The lamps obediently switched themselves on, wiping out the urban landscape on the other side of the window and adding a viscous, wet and bloody sheen to the eyeball on the floor. Bruna looked away from the extracted object, and her glance fell on the woman’s face and the empty socket. A sinister hole. So in order to have something else to contemplate, she gazed at the main screen. She had the sound turned off, but the news was on and they were showing Myriam Chi, the leader of the RRM. They must have filmed her at a meeting, and she was speaking from the stage with her customary virulence. Bruna had no time for either Myriam or her Radical Replicant Movement. She had a deep mistrust of all political groups, and she was particularly repelled by the “we are victims” self-indulgence, the hysterical mythification of the rep identity. And where Myriam was concerned, Bruna knew her type well-people buried deep in their emotions like beetles in dung; junkies dependent on the most aggravating and deceitful sentimentality.
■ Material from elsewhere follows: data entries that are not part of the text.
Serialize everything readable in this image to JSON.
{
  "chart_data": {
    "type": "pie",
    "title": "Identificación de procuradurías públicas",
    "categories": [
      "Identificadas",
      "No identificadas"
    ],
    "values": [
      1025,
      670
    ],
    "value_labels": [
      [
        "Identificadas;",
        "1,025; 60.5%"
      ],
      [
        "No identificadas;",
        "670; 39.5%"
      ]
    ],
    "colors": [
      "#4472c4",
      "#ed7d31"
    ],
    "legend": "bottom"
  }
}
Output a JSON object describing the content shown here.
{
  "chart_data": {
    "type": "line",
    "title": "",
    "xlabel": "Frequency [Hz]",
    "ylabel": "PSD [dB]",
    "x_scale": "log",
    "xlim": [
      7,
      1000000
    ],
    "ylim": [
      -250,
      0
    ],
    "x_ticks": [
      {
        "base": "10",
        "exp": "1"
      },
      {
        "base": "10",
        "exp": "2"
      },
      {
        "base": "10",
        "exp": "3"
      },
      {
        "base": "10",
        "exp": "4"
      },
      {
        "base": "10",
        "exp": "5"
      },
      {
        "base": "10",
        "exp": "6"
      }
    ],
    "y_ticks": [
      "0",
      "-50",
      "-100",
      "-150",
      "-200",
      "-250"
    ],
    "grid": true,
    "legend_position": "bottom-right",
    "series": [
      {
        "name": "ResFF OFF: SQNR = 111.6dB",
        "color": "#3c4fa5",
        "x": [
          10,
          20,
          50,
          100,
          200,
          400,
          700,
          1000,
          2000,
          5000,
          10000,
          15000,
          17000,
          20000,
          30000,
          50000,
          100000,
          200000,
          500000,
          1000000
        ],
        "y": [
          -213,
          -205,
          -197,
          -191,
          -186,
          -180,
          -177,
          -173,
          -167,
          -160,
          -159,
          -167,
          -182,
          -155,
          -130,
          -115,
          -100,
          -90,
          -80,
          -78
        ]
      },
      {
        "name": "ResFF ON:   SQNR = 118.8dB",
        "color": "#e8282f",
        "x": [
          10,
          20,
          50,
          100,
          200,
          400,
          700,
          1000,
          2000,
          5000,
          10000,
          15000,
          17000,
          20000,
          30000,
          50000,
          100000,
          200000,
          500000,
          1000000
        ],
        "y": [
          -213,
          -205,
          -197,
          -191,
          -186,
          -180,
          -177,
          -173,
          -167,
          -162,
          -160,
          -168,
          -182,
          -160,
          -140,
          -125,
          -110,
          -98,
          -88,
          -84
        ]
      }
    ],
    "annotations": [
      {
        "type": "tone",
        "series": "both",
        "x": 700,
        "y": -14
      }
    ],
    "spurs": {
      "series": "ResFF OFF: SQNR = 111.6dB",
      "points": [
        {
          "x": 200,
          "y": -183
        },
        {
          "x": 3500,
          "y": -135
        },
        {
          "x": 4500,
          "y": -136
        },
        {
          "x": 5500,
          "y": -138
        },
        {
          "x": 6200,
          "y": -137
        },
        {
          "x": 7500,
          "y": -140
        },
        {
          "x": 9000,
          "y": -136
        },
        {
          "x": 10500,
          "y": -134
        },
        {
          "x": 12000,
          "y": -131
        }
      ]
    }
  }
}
“Samaritans, how can I help you?”
“There’s been an incident in District Five, Dardenelles Avenue, apartment 2334. A woman has lost her eye. What I mean is, she’s lost it completely; she plucked it out. The eyeball is on the floor.”
All reps were around thirty. Between twenty-five and thirty, to be precise.
“Human or technohuman?”
Again the fury, again the rage.
“That question is anticonstitutional, as you well know.”
There was a brief silence at the other end of the line. In any case, thought Bruna, her answer had already betrayed her.
“We’ll be there as soon as we can,” said the man. “Thank you for calling Samaritans.”
Everyone knew that they prioritized humans, of course, a practice that wasn’t legally acceptable, but it was what happened. And the worst bit, Bruna thought to herself, was that it made sense on one level. When a medical service was overloaded, maybe it was sensible to give priority to those who had a much longer life expectancy-to those who weren’t condemned to a premature death, like the reps. Was it more beneficial to save a human who might still live another fifty years or a technohuman who might have only a few months to go? A cold, bitter taste of bile rose in her throat. She looked at the grotesquely incomplete face of her neighbor and felt a stab of resentment toward her. Idiot, idiot, why have you done this? And why have you done it in my home? Bruna had no idea what had motivated the woman, the reason for her strange behavior. She might be drugged, or perhaps unwell. But there was no doubting that the unfortunate, crazy woman hated herself-that much was clear-and hatred was an emotion that Bruna could well understand. Nothing better than cold hatred to combat burning anguish.